The new administration -- working closely with its Arab and Kurdish allies -- has:
- Decimated the Islamic State caliphate, after removing the handcuffs the Obama team had put on the U.S. military and American allies.
- Liberated 98% of ISIS territory.
- Liberated some 8 million people enslaved by ISIS.
- Liberated Raqqa, the Syria capital of the Islamic State.
- Hit Syria with missile barrage after Syria used chemical weapons against its citizens, something President Obama never did even though he drew the “red line.”
- "In January (2017), about 35,000 Islamic State group fighters were in Iraq and Syria controlling more than 17,000 square miles – an area roughly the size of Pennsylvania," reported U.S. News & World Report. "Now, between 1,000 and 3,000 extremists are occupying less than 2,000 square miles, according to officials at the U.S. military headquarters in Baghdad overseeing the war."
The Caliphate in Iraq and Syria is, effectively, no more. That's the good news.
The bad news is that the war against ISIS is far from over.
- Abu Bakr al-Baghdadi, the group's leader, has been reported killed several times, but seems to actually be still at large.

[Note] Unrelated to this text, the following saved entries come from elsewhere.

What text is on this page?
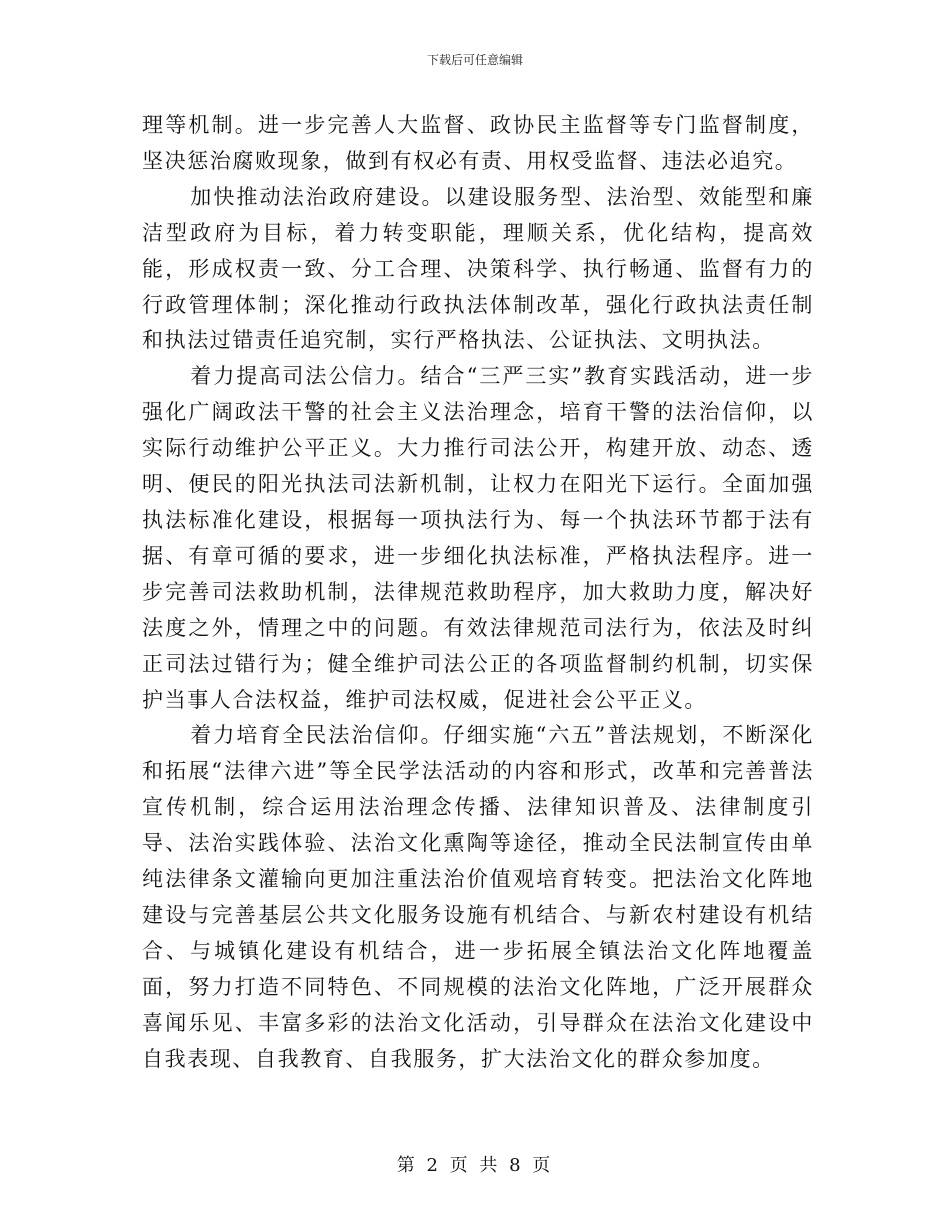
下载后可任意编辑

理等机制。进一步完善人大监督、政协民主监督等专门监督制度，坚决惩治腐败现象，做到有权必有责、用权受监督、违法必追究。

加快推动法治政府建设。以建设服务型、法治型、效能型和廉洁型政府为目标，着力转变职能，理顺关系，优化结构，提高效能，形成权责一致、分工合理、决策科学、执行畅通、监督有力的行政管理体制；深化推动行政执法体制改革，强化行政执法责任制和执法过错责任追究制，实行严格执法、公证执法、文明执法。

着力提高司法公信力。结合“三严三实”教育实践活动，进一步强化广阔政法干警的社会主义法治理念，培育干警的法治信仰，以实际行动维护公平正义。大力推行司法公开，构建开放、动态、透明、便民的阳光执法司法新机制，让权力在阳光下运行。全面加强执法标准化建设，根据每一项执法行为、每一个执法环节都于法有据、有章可循的要求，进一步细化执法标准，严格执法程序。进一步完善司法救助机制，法律规范救助程序，加大救助力度，解决好法度之外，情理之中的问题。有效法律规范司法行为，依法及时纠正司法过错行为；健全维护司法公正的各项监督制约机制，切实保护当事人合法权益，维护司法权威，促进社会公平正义。

着力培育全民法治信仰。仔细实施“六五”普法规划，不断深化和拓展“法律六进”等全民学法活动的内容和形式，改革和完善普法宣传机制，综合运用法治理念传播、法律知识普及、法律制度引导、法治实践体验、法治文化熏陶等途径，推动全民法制宣传由单纯法律条文灌输向更加注重法治价值观培育转变。把法治文化阵地建设与完善基层公共文化服务设施有机结合、与新农村建设有机结合、与城镇化建设有机结合，进一步拓展全镇法治文化阵地覆盖面，努力打造不同特色、不同规模的法治文化阵地，广泛开展群众喜闻乐见、丰富多彩的法治文化活动，引导群众在法治文化建设中自我表现、自我教育、自我服务，扩大法治文化的群众参加度。

第 2 页 共 8 页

He needs to be hunted down and killed.
- Many ISIS foreign fighters have redeployed from the Middle East to their home countries, where they are believed to be plotting new and deadlier attacks. The U.S. and Europe need to be especially wary.
- Countries like Libya and Yemen are in chaos, and ISIS can use such no-man's lands to rebuild and train for new strikes.
"Brett McGurk, the special envoy to the coalition fighting the Islamic State group in Iraq and Syria, told reporters at the State Department just before Christmas that the U.S. had made significant progress against the extremist network in 2017, but there is still work to do," reported U.S. News & World Report.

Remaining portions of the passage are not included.